All of this requires significant oversight and leadership from you, as the lawyer, including providing clear guidelines and frameworks at the outset and developing clear and complete processes governing data decisions. This will significantly streamline the entire modeling process and facilitate meaningful dialogue between attorneys and data scientists.
As noted prior, data selection and model tuning decisions made by data scientists are based on objective function of accuracy. However, these decisions can also be tested for functions like fairness and compliance crucial to a lawyer. So, collaborate with your data scientists to create processes to test models and tunings — not just for accuracy but also for fairness. When the data scientists start utilizing a new data source, encourage them to keep fairness in mind as they look for tweaks and improvements.
“You can’t improve (or manage) what you don’t measure.”
While your work as an attorney requires qualitative analysis and review, some of that review can be quantified. Fairness can be measured, and it just so happens that your data scientists are exceptional at measurement and quantification. Work with them to build and implement tools that help you conduct fairness audits of the models they develop.

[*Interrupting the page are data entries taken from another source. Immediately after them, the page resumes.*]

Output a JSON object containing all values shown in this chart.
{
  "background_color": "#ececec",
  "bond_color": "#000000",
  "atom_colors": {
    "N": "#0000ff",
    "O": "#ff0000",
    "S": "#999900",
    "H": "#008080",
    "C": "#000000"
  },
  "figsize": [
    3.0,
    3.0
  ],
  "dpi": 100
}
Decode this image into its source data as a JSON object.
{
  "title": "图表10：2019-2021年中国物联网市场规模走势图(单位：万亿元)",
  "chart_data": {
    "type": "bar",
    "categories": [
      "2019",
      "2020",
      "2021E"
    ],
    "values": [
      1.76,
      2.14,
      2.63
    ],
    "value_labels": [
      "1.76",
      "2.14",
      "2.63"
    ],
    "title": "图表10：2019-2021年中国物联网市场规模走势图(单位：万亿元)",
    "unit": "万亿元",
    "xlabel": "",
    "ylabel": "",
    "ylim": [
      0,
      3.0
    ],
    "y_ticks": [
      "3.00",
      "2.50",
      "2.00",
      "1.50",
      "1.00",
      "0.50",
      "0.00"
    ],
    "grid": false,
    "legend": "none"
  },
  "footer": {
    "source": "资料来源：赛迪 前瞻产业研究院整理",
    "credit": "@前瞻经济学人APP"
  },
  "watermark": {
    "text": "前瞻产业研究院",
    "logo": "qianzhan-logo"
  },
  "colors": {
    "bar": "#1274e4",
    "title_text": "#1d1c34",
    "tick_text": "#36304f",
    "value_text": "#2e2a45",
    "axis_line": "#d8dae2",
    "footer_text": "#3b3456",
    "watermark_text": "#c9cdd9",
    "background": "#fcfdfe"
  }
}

Building tools and metrics like these will help your data scientists incorporate and internalize your objective function, providing clear visibility into how fair and compliant the models they develop are over time. They’ll start to notice issues that impact fairness and develop best practices to maximize fairness in addition to accuracy. Additionally, you may discover ideas for new approaches to minimize unfairness while continuing to maximize accuracy.
There is also the opportunity for synergy here: Tools built to monitor and enhance fairness may also be useful for gaining insights for improving accuracy. For example, explainable AI (xAI) is one set of tools that data scientists use to illuminate the black box of machine learning models. Data scientists typically use these tools to investigate which variables (or collections of variables) are important for the accuracy of their models. But there is no reason these same tools can’t also be used to investigate which variables are leading to unfairness.

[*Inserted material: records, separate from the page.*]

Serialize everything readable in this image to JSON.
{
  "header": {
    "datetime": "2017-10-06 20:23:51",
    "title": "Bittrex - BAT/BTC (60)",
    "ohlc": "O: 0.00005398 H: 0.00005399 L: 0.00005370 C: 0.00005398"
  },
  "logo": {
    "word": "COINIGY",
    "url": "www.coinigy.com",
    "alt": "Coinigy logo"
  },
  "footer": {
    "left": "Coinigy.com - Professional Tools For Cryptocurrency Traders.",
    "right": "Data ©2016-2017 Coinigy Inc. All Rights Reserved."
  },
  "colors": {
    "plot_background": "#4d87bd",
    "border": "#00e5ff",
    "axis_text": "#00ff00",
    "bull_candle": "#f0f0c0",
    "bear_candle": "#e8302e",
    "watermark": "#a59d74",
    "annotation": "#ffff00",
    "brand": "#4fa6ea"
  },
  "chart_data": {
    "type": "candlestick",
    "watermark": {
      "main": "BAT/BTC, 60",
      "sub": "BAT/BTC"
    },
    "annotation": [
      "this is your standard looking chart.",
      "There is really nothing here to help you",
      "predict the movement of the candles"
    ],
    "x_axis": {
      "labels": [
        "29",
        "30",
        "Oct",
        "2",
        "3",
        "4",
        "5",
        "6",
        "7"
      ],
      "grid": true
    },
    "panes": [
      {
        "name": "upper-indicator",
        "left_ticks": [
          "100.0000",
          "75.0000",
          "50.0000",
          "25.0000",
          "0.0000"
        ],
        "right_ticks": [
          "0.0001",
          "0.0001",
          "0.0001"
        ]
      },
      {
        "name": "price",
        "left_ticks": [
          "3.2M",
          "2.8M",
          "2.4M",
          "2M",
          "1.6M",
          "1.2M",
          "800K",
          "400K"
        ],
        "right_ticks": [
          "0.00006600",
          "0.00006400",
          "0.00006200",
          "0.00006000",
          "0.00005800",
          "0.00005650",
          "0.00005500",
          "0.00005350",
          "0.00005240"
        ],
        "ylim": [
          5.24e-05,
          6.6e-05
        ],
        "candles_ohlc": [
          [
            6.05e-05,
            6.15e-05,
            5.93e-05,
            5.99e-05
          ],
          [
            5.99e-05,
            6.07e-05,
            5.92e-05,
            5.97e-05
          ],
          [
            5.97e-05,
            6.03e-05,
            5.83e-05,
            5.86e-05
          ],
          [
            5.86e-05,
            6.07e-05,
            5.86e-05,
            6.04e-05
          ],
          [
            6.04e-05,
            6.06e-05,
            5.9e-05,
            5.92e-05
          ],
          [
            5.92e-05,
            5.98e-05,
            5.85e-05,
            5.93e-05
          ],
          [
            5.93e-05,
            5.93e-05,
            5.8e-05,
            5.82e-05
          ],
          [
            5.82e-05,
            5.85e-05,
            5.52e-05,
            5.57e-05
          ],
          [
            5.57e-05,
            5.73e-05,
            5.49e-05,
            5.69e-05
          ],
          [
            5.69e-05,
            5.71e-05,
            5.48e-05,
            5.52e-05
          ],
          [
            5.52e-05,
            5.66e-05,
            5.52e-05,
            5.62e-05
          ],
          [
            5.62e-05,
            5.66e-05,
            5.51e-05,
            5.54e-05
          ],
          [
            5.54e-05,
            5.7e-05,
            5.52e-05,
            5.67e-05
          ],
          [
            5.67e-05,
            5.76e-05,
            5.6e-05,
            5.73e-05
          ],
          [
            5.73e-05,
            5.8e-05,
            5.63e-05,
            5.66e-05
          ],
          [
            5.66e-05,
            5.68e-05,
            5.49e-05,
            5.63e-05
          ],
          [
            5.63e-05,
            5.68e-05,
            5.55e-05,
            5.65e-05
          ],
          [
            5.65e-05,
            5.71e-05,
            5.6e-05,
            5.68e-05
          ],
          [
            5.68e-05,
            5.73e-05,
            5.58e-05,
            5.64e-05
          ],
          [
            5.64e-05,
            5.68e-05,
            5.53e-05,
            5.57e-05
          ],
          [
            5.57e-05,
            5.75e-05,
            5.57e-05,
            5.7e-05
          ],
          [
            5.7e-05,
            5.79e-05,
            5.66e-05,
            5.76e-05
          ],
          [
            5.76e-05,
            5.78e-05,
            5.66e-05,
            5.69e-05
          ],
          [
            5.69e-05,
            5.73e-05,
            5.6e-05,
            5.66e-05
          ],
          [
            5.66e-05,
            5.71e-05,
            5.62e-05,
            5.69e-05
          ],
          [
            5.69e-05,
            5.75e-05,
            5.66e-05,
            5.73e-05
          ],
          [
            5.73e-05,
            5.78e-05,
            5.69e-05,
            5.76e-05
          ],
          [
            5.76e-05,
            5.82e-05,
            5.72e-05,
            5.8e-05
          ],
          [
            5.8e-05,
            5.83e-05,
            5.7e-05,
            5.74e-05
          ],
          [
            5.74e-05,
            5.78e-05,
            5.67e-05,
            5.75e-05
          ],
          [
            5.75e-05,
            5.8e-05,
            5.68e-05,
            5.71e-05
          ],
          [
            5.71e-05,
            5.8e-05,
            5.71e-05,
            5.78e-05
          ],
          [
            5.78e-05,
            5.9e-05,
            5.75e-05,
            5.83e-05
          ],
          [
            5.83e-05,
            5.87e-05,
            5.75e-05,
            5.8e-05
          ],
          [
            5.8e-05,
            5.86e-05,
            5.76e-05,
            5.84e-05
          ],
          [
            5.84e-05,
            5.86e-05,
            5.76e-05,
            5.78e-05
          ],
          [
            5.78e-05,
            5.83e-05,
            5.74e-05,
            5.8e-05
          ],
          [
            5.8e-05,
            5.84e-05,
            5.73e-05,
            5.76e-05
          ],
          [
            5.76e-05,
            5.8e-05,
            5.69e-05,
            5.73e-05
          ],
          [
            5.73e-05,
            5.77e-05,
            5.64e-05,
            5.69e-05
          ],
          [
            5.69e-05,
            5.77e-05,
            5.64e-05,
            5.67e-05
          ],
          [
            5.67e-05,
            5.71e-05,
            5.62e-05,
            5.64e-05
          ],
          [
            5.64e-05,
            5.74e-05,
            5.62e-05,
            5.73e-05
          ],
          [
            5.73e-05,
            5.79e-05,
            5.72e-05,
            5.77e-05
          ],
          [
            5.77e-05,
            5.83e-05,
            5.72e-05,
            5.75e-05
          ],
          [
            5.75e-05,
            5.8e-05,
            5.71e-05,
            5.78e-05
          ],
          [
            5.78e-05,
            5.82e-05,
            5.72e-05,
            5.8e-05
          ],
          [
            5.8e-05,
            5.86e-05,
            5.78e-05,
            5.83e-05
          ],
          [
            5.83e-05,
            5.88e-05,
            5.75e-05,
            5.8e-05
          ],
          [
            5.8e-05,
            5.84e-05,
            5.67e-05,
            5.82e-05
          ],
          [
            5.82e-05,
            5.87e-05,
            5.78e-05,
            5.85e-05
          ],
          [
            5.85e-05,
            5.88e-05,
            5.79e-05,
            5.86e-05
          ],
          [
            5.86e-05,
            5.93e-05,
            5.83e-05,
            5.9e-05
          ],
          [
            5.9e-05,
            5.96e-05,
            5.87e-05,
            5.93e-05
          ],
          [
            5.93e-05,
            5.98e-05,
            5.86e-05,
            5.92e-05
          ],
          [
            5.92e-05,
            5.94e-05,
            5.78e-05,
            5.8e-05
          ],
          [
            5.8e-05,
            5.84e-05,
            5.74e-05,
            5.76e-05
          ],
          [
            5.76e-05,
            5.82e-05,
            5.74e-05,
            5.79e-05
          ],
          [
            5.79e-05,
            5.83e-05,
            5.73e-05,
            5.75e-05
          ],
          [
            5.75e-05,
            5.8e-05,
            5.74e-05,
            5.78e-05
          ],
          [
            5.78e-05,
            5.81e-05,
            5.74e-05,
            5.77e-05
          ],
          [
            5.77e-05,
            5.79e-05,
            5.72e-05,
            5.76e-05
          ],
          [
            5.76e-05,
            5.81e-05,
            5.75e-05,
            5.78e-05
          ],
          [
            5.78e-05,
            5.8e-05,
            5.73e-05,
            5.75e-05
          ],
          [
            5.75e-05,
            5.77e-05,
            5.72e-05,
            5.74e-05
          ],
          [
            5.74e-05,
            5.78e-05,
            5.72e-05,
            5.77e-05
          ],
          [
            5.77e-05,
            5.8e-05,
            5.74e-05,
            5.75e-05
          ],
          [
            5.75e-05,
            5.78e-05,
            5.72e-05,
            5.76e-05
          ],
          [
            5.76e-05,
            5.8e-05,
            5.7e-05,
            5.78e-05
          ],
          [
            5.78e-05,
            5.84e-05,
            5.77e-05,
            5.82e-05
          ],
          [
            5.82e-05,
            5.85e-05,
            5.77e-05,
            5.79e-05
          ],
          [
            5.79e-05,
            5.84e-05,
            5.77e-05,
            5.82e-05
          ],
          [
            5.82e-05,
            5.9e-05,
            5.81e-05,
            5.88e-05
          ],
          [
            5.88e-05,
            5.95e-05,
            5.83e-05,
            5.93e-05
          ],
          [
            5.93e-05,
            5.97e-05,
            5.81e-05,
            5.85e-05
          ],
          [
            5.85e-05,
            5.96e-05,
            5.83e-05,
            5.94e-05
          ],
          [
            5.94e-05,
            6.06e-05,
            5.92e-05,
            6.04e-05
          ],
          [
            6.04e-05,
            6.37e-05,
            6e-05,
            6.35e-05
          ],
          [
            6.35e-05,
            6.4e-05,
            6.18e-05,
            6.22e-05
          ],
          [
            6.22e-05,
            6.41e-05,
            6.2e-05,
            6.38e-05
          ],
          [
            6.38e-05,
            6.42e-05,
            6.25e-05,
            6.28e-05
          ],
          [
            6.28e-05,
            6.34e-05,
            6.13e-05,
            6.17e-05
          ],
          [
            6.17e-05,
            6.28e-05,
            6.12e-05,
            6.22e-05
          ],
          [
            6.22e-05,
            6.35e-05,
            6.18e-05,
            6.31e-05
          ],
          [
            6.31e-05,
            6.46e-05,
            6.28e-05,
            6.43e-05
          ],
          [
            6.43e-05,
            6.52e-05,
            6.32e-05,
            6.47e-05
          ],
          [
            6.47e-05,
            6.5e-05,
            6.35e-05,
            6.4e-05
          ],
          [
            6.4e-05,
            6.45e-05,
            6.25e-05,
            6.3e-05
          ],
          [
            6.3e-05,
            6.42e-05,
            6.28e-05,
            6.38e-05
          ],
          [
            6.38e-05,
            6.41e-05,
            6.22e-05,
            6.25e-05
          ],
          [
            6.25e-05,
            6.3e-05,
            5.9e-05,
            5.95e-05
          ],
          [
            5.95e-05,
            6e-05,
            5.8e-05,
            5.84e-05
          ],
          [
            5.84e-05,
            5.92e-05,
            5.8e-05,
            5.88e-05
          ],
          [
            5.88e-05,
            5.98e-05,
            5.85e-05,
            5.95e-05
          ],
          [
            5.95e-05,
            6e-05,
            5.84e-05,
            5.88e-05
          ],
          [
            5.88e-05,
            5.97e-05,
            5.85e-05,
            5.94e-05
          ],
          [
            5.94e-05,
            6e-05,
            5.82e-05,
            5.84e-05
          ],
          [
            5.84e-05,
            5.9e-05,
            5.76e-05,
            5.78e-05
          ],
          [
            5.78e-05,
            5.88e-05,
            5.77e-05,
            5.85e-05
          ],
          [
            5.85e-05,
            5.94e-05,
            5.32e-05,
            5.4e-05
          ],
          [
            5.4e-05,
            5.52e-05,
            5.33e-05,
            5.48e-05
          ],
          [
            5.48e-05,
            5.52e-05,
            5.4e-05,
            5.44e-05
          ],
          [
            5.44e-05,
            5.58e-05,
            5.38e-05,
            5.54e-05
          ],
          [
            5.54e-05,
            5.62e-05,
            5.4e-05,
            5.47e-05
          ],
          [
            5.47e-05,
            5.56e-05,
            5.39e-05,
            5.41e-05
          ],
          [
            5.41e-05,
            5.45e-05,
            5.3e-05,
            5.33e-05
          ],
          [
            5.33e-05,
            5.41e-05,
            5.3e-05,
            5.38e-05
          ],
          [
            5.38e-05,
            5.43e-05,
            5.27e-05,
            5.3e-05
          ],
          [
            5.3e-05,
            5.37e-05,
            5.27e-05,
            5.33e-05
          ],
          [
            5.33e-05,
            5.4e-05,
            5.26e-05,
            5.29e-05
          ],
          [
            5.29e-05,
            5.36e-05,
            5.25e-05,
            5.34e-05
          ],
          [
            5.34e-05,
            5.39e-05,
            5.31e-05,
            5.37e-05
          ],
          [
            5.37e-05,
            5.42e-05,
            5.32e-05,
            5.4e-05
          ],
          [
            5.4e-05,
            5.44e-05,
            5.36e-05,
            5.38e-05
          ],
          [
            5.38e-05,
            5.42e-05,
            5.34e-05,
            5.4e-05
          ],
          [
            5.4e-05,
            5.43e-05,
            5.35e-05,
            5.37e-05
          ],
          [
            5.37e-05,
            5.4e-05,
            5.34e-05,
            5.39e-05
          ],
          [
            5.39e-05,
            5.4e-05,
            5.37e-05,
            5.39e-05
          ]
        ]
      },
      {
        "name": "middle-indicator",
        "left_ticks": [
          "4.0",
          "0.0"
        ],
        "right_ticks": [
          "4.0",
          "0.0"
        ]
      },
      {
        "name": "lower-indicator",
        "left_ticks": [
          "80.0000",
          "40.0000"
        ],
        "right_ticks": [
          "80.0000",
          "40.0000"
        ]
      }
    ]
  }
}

Furthermore, it may be possible to gain a deeper understanding of which sets of variables result in models that meet both of your objective functions — models that are both fair and accurate.

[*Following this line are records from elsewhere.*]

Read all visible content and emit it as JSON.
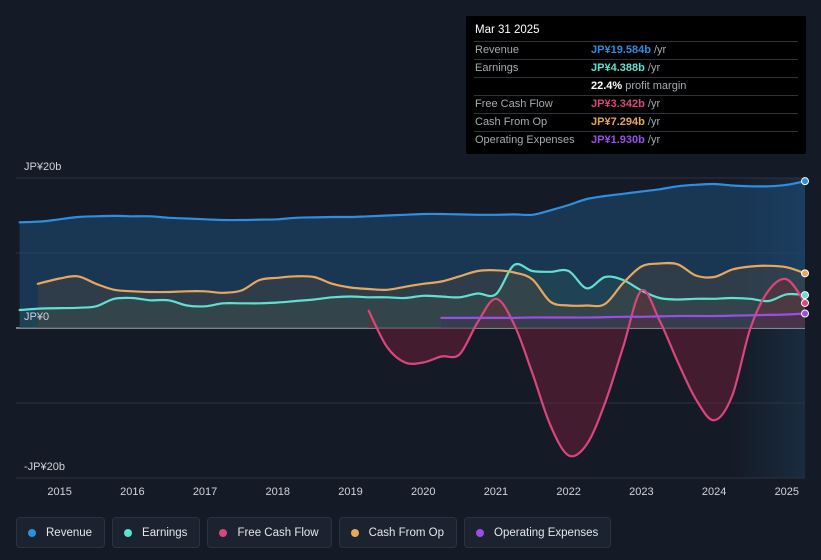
{
  "chart_data": {
    "type": "area",
    "title": "",
    "y_unit_labels": {
      "top": "JP¥20b",
      "zero": "JP¥0",
      "bottom": "-JP¥20b"
    },
    "ylim": [
      -20,
      20
    ],
    "xlim": [
      2014.4,
      2025.25
    ],
    "x_ticks": [
      2015,
      2016,
      2017,
      2018,
      2019,
      2020,
      2021,
      2022,
      2023,
      2024,
      2025
    ],
    "x_tick_labels": [
      "2015",
      "2016",
      "2017",
      "2018",
      "2019",
      "2020",
      "2021",
      "2022",
      "2023",
      "2024",
      "2025"
    ],
    "forecast_start": 2024.25,
    "series": [
      {
        "name": "Revenue",
        "color": "#2d8fe0",
        "points": [
          [
            2014.45,
            14.1
          ],
          [
            2014.75,
            14.2
          ],
          [
            2015.0,
            14.5
          ],
          [
            2015.25,
            14.8
          ],
          [
            2015.5,
            14.9
          ],
          [
            2015.75,
            14.95
          ],
          [
            2016.0,
            14.9
          ],
          [
            2016.25,
            14.9
          ],
          [
            2016.5,
            14.7
          ],
          [
            2016.75,
            14.6
          ],
          [
            2017.0,
            14.5
          ],
          [
            2017.25,
            14.4
          ],
          [
            2017.5,
            14.4
          ],
          [
            2017.75,
            14.45
          ],
          [
            2018.0,
            14.5
          ],
          [
            2018.25,
            14.7
          ],
          [
            2018.5,
            14.75
          ],
          [
            2018.75,
            14.8
          ],
          [
            2019.0,
            14.8
          ],
          [
            2019.25,
            14.9
          ],
          [
            2019.5,
            15.0
          ],
          [
            2019.75,
            15.1
          ],
          [
            2020.0,
            15.2
          ],
          [
            2020.25,
            15.2
          ],
          [
            2020.5,
            15.15
          ],
          [
            2020.75,
            15.1
          ],
          [
            2021.0,
            15.1
          ],
          [
            2021.25,
            15.15
          ],
          [
            2021.5,
            15.1
          ],
          [
            2021.75,
            15.7
          ],
          [
            2022.0,
            16.4
          ],
          [
            2022.25,
            17.2
          ],
          [
            2022.5,
            17.6
          ],
          [
            2022.75,
            17.9
          ],
          [
            2023.0,
            18.2
          ],
          [
            2023.25,
            18.5
          ],
          [
            2023.5,
            18.9
          ],
          [
            2023.75,
            19.1
          ],
          [
            2024.0,
            19.2
          ],
          [
            2024.25,
            19.0
          ],
          [
            2024.5,
            18.9
          ],
          [
            2024.75,
            18.9
          ],
          [
            2025.0,
            19.1
          ],
          [
            2025.25,
            19.58
          ]
        ]
      },
      {
        "name": "Earnings",
        "color": "#5fe0d1",
        "points": [
          [
            2014.45,
            2.4
          ],
          [
            2014.75,
            2.6
          ],
          [
            2015.0,
            2.65
          ],
          [
            2015.25,
            2.7
          ],
          [
            2015.5,
            2.9
          ],
          [
            2015.75,
            3.9
          ],
          [
            2016.0,
            4.0
          ],
          [
            2016.25,
            3.7
          ],
          [
            2016.5,
            3.7
          ],
          [
            2016.75,
            3.0
          ],
          [
            2017.0,
            2.9
          ],
          [
            2017.25,
            3.3
          ],
          [
            2017.5,
            3.3
          ],
          [
            2017.75,
            3.3
          ],
          [
            2018.0,
            3.4
          ],
          [
            2018.25,
            3.6
          ],
          [
            2018.5,
            3.8
          ],
          [
            2018.75,
            4.1
          ],
          [
            2019.0,
            4.2
          ],
          [
            2019.25,
            4.1
          ],
          [
            2019.5,
            4.1
          ],
          [
            2019.75,
            4.0
          ],
          [
            2020.0,
            4.3
          ],
          [
            2020.25,
            4.2
          ],
          [
            2020.5,
            4.1
          ],
          [
            2020.75,
            4.6
          ],
          [
            2021.0,
            4.5
          ],
          [
            2021.25,
            8.4
          ],
          [
            2021.5,
            7.6
          ],
          [
            2021.75,
            7.5
          ],
          [
            2022.0,
            7.6
          ],
          [
            2022.25,
            5.3
          ],
          [
            2022.5,
            6.8
          ],
          [
            2022.75,
            6.4
          ],
          [
            2023.0,
            5.0
          ],
          [
            2023.25,
            4.0
          ],
          [
            2023.5,
            3.8
          ],
          [
            2023.75,
            3.9
          ],
          [
            2024.0,
            3.9
          ],
          [
            2024.25,
            4.0
          ],
          [
            2024.5,
            3.9
          ],
          [
            2024.75,
            3.6
          ],
          [
            2025.0,
            4.5
          ],
          [
            2025.25,
            4.39
          ]
        ]
      },
      {
        "name": "Free Cash Flow",
        "color": "#d8467c",
        "points": [
          [
            2019.25,
            2.3
          ],
          [
            2019.5,
            -2.5
          ],
          [
            2019.75,
            -4.6
          ],
          [
            2020.0,
            -4.6
          ],
          [
            2020.25,
            -3.8
          ],
          [
            2020.5,
            -3.5
          ],
          [
            2020.75,
            0.8
          ],
          [
            2021.0,
            3.9
          ],
          [
            2021.25,
            0.5
          ],
          [
            2021.5,
            -6.0
          ],
          [
            2021.75,
            -13.0
          ],
          [
            2022.0,
            -17.0
          ],
          [
            2022.25,
            -15.5
          ],
          [
            2022.5,
            -10.0
          ],
          [
            2022.75,
            -2.5
          ],
          [
            2023.0,
            5.0
          ],
          [
            2023.25,
            1.0
          ],
          [
            2023.5,
            -4.5
          ],
          [
            2023.75,
            -9.5
          ],
          [
            2024.0,
            -12.3
          ],
          [
            2024.25,
            -9.0
          ],
          [
            2024.5,
            0.0
          ],
          [
            2024.75,
            5.0
          ],
          [
            2025.0,
            6.5
          ],
          [
            2025.25,
            3.34
          ]
        ]
      },
      {
        "name": "Cash From Op",
        "color": "#e8a85c",
        "points": [
          [
            2014.7,
            5.9
          ],
          [
            2015.0,
            6.6
          ],
          [
            2015.25,
            6.9
          ],
          [
            2015.5,
            5.9
          ],
          [
            2015.75,
            5.1
          ],
          [
            2016.0,
            4.9
          ],
          [
            2016.25,
            4.8
          ],
          [
            2016.5,
            4.8
          ],
          [
            2016.75,
            4.9
          ],
          [
            2017.0,
            4.9
          ],
          [
            2017.25,
            4.7
          ],
          [
            2017.5,
            5.0
          ],
          [
            2017.75,
            6.4
          ],
          [
            2018.0,
            6.7
          ],
          [
            2018.25,
            6.9
          ],
          [
            2018.5,
            6.8
          ],
          [
            2018.75,
            5.9
          ],
          [
            2019.0,
            5.4
          ],
          [
            2019.25,
            5.2
          ],
          [
            2019.5,
            5.1
          ],
          [
            2019.75,
            5.5
          ],
          [
            2020.0,
            5.9
          ],
          [
            2020.25,
            6.2
          ],
          [
            2020.5,
            6.9
          ],
          [
            2020.75,
            7.6
          ],
          [
            2021.0,
            7.7
          ],
          [
            2021.25,
            7.4
          ],
          [
            2021.5,
            6.5
          ],
          [
            2021.75,
            3.5
          ],
          [
            2022.0,
            3.0
          ],
          [
            2022.25,
            3.0
          ],
          [
            2022.5,
            3.2
          ],
          [
            2022.75,
            6.0
          ],
          [
            2023.0,
            8.2
          ],
          [
            2023.25,
            8.6
          ],
          [
            2023.5,
            8.5
          ],
          [
            2023.75,
            7.0
          ],
          [
            2024.0,
            6.8
          ],
          [
            2024.25,
            7.8
          ],
          [
            2024.5,
            8.2
          ],
          [
            2024.75,
            8.3
          ],
          [
            2025.0,
            8.1
          ],
          [
            2025.25,
            7.29
          ]
        ]
      },
      {
        "name": "Operating Expenses",
        "color": "#9a4ee8",
        "points": [
          [
            2020.25,
            1.35
          ],
          [
            2020.5,
            1.35
          ],
          [
            2020.75,
            1.35
          ],
          [
            2021.0,
            1.35
          ],
          [
            2021.25,
            1.35
          ],
          [
            2021.5,
            1.4
          ],
          [
            2021.75,
            1.4
          ],
          [
            2022.0,
            1.4
          ],
          [
            2022.25,
            1.4
          ],
          [
            2022.5,
            1.45
          ],
          [
            2022.75,
            1.5
          ],
          [
            2023.0,
            1.5
          ],
          [
            2023.25,
            1.55
          ],
          [
            2023.5,
            1.6
          ],
          [
            2023.75,
            1.6
          ],
          [
            2024.0,
            1.6
          ],
          [
            2024.25,
            1.65
          ],
          [
            2024.5,
            1.7
          ],
          [
            2024.75,
            1.75
          ],
          [
            2025.0,
            1.8
          ],
          [
            2025.25,
            1.93
          ]
        ]
      }
    ]
  },
  "tooltip": {
    "date": "Mar 31 2025",
    "rows": [
      {
        "label": "Revenue",
        "value": "JP¥19.584b",
        "unit": " /yr",
        "color": "#2d8fe0"
      },
      {
        "label": "Earnings",
        "value": "JP¥4.388b",
        "unit": " /yr",
        "color": "#5fe0d1"
      },
      {
        "label": "",
        "value": "22.4%",
        "unit": " profit margin",
        "color": "#ffffff"
      },
      {
        "label": "Free Cash Flow",
        "value": "JP¥3.342b",
        "unit": " /yr",
        "color": "#d8467c"
      },
      {
        "label": "Cash From Op",
        "value": "JP¥7.294b",
        "unit": " /yr",
        "color": "#e8a85c"
      },
      {
        "label": "Operating Expenses",
        "value": "JP¥1.930b",
        "unit": " /yr",
        "color": "#9a4ee8"
      }
    ]
  },
  "legend": [
    {
      "label": "Revenue",
      "color": "#2d8fe0"
    },
    {
      "label": "Earnings",
      "color": "#5fe0d1"
    },
    {
      "label": "Free Cash Flow",
      "color": "#d8467c"
    },
    {
      "label": "Cash From Op",
      "color": "#e8a85c"
    },
    {
      "label": "Operating Expenses",
      "color": "#9a4ee8"
    }
  ]
}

Businesses, governments, researchers and society as a whole need models that are ethical while providing powerful insights at the same time. That is when real value is unlocked.
Lawyers and data scientists must work together effectively and efficiently, understanding and appreciating one another — that’s how we achieve this.
Learning about and openly communicating the importance of objective functions is crucial to working together and to finding innovative ways to optimize both.